I can't say I miss it very often (never been into Miniclip or whatever) and I certainly don't miss the animated ads.

Comment Re:Just use the hardware you have (Score 3, Informative) 898

I love the keyboard, but the trackpad is crippled under Windows. It still has multitouch etc, but has funny issues like right-click taps requiring 3 fingers instead of 2.

There's absolutely nothing wrong with the hardware and in general Windows is often better on a Mac than a PC. But it'd certainly be worth remaining aware of any issues - making your Windows experience superb and smooth is hardly Apple's priority so bugs go on for some time.

Comment Re:Just use the hardware you have (Score 2) 898

Just buy the OEM version. Even Microsoft themselves can't agree on whether it's acceptable or not (http://www.zdnet.com/blog/bott/is-it-ok-to-use-oem-windows-on-your-own-pc-dont-ask-microsoft/1561) but as far as I'm concerned after interpreting the license as best as I could (IANAL etc), it's absolutely fine.

The crap about selling it with a fully assembled system is for when the EULA takes effect: which is when it's been opened. While it remains unopened, PC enthusiast vendors are just selling the package and the agreement doesn't apply yet. It applies to the person who opens it, and if you're the "system builder" (in this case all you have to do to "build" it is er, install the OS?) building for yourself then don't worry about anything it says about the agreement between the builder and the buyer. You can't sue *yourself* :)

The people who speak for Microsoft are mostly call centre droids who don't really know either way.

Comment Re:Start with the modern ones - (Score 1) 655

I believe in David Tenet.

Anyway... yeah I'd say start with the reboot as well, there's some great stuff in there (silly Russell Davies episodes and his farting aliens aside) and it just seems sensible to start with the modern.
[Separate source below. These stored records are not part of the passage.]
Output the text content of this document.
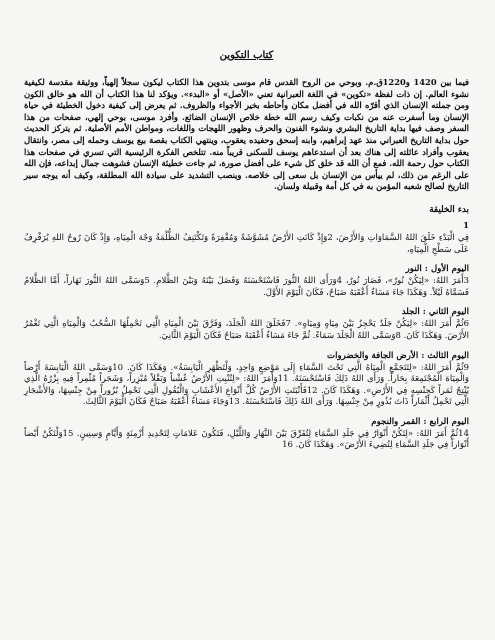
كتاب التكوين

فيما بين 1420 و1220ق.م. وبوحي من الروح القدس قام موسى بتدوين هذا الكتاب ليكون سجلاً إلهياً، ووثيقة مقدسة لكيفية نشوء العالم. إن ذات لفظة «تكوين» في اللغة العبرانية تعني «الأصل» أو «البدء». ويؤكد لنا هذا الكتاب أن الله هو خالق الكون ومن جملته الإنسان الذي أقرّه الله في أفضل مكان وأحاطه بخير الأجواء والظروف. ثم يعرض إلى كيفية دخول الخطيئة في حياة الإنسان وما أسفرت عنه من نكبات وكيف رسم الله خطة خلاص الإنسان الضائع. وأفرد موسى، بوحي إلهي، صفحات من هذا السفر وصف فيها بداية التاريخ البشري ونشوء الفنون والحرف وظهور اللهجات واللغات، ومواطن الأمم الأصلية. ثم يتركز الحديث حول بداية التاريخ العبراني منذ عهد إبراهيم، وابنه إسحق وحفيده يعقوب، وينتهي الكتاب بقصة بيع يوسف وحمله إلى مصر، وانتقال يعقوب وأفراد عائلته إلى هناك بعد أن استدعاهم يوسف للسكنى قريباً منه. تتلخص الفكرة الرئيسية التي تسري في صفحات هذا الكتاب حول رحمة الله. فمع أن الله قد خلق كل شيء على أفضل صورة، ثم جاءت خطيئة الإنسان فشوهت جمال إبداعه، فإن الله على الرغم من ذلك، لم ييأس من الإنسان بل سعى إلى خلاصه. وينصب التشديد على سيادة الله المطلقة، وكيف أنه يوجه سير التاريخ لصالح شعبه المؤمن به في كل أمة وقبيلة ولسان.

بدء الخليقة
1

فِي الْبَدْءِ خَلَقَ اللهُ السَّمَاوَاتِ وَالأَرْضَ، 2وَإِذْ كَانَتِ الأَرْضُ مُشَوَّشَةً وَمُقْفِرَةً وَتَكْتَنِفُ الظُّلْمَةُ وَجْهَ الْمِيَاهِ، وَإِذْ كَانَ رُوحُ اللهِ يُرَفْرِفُ عَلَى سَطْحِ الْمِيَاهِ،

اليوم الأول : النور

3أَمَرَ اللهُ: «لِيَكُنْ نُورٌ»، فَصَارَ نُورٌ، 4وَرَأَى اللهُ النُّورَ فَاسْتَحْسَنَهُ وَفَصَلَ بَيْنَهُ وَبَيْنَ الظَّلامِ. 5وَسَمَّى اللهُ النُّورَ نَهَاراً، أَمَّا الظَّلامُ فَسَمَّاهُ لَيْلاً. وَهَكَذَا جَاءَ مَسَاءٌ أَعْقَبَهُ صَبَاحٌ، فَكَانَ الْيَوْمَ الأَوَّلَ.

اليوم الثاني : الجلد

6ثُمَّ أَمَرَ اللهُ: «لِيَكُنْ جَلَدٌ يَحْجِزُ بَيْنَ مِيَاهٍ وَمِيَاهٍ». 7فَخَلَقَ اللهُ الْجَلَدَ، وَفَرَّقَ بَيْنَ الْمِيَاهِ الَّتِي تَحْمِلُهَا السُّحُبُ وَالْمِيَاهِ الَّتِي تَغْمُرُ الأَرْضَ. وَهَكَذَا كَانَ. 8وَسَمَّى اللهُ الْجَلَدَ سَمَاءً. ثُمَّ جَاءَ مَسَاءٌ أَعْقَبَهُ صَبَاحٌ فَكَانَ الْيَوْمَ الثَّانِيَ.

اليوم الثالث : الأرض الجافة والخضروات

9ثُمَّ أَمَرَ اللهُ: «لِتَتَجَمَّعِ الْمِيَاهُ الَّتِي تَحْتَ السَّمَاءِ إِلَى مَوْضِعٍ وَاحِدٍ، وَلْتَظْهَرِ الْيَابِسَةُ». وَهَكَذَا كَانَ. 10وَسَمَّى اللهُ الْيَابِسَةَ أَرْضاً وَالْمِيَاهَ الْمُجْتَمِعَةَ بِحَاراً. وَرَأَى اللهُ ذَلِكَ فَاسْتَحْسَنَهُ. 11وَأَمَرَ اللهُ: «لِتُنْبِتِ الأَرْضُ عُشْباً وَبَقْلاً مُبْزِراً، وَشَجَراً مُثْمِراً فِيهِ بِزْرُهُ الَّذِي يُنْتِجُ ثَمَراً كَجِنْسِهِ فِي الأَرْضِ». وَهَكَذَا كَانَ. 12فَأَنْبَتَتِ الأَرْضُ كُلَّ أَنْوَاعِ الأَعْشَابِ وَالْبُقُولِ الَّتِي تَحْمِلُ بُزُوراً مِنْ جِنْسِهَا، وَالأَشْجَارِ الَّتِي تَحْمِلُ أَثْمَاراً ذَاتَ بُذُورٍ مِنْ جِنْسِهَا. وَرَأَى اللهُ ذَلِكَ فَاسْتَحْسَنَهُ. 13وَجَاءَ مَسَاءٌ أَعْقَبَهُ صَبَاحٌ فَكَانَ الْيَوْمَ الثَّالِثَ.

اليوم الرابع : القمر والنجوم

14ثُمَّ أَمَرَ اللهُ: «لِتَكُنْ أَنْوَارٌ فِي جَلَدِ السَّمَاءِ لِتُفَرِّقَ بَيْنَ النَّهَارِ وَاللَّيْلِ، فَتَكُونَ عَلامَاتٍ لِتَحْدِيدِ أَزْمِنَةٍ وَأَيَّامٍ وَسِنِينٍ. 15وَلْتَكُنْ أَيْضاً أَنْوَاراً فِي جَلَدِ السَّمَاءِ لِتُضِيءَ الأَرْضَ». وَهَكَذَا كَانَ. 16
Indeed you can always go back.

I have tried watching from the very first episode with Hartnell and was bored to tears - plus there were LOADS of episodes as it was a serial with the kind of regularity of Coronation Street.. not like the 13 episodes a year or whatever it is nowadays. It'd take forever.

Go for the popular stuff like the Tom Baker episodes maybe if you want to geek out a bit, but I'd concentrate on the modern day version.

Comment Re:This is why I set down ground rules (Score 2) 638

God, number 2

If it's a program I've never used before, I'll click around for a few minutes to see if I can guess it. After that, I'll hand you the manual, and let you figure it out yourself.

You do right. Translation of the original request: "Learn this software for me, because I can't be bothered".

Happens all the time. Because I "know about computers" I must know exactly how to operate every piece of software ever written, instinctively!

It's probably that we can stay calm and rational and think logically instead of going "OMG PANIC DON'T KNOW WHAT TO DO, DURRR", it just blows the mind that this is so difficult for so many people. Sit someone in front of a computer - all willingness to learn goes out of the window.

Comment Doesn't seem very intuitive (Score 1) 797

I'd be curious to know if they've tested this out on anyone who's unfamiliar with computers. My gut feeling that icons like:

_ [ ] X

even in ASCII, would be discovered quicker than double-clicking on the title bar. That trick has been around in Windows for as long as I remember, but it took me a good few years before I noticed it.

Comment Horrible site (Score 1) 294

Don't think I'd be suckered into buying it, even if I didn't realise it was Blender.

When they use all those caps, bold bits, underlines, yellow highlights, "now YOU can blah" (signed by the director of course) etc all in one big wall of content, unless you're already a known guru who just overdoes this style (Steve Gibson), I will automatically think it's spammy crapware anyway and steer well clear anyway.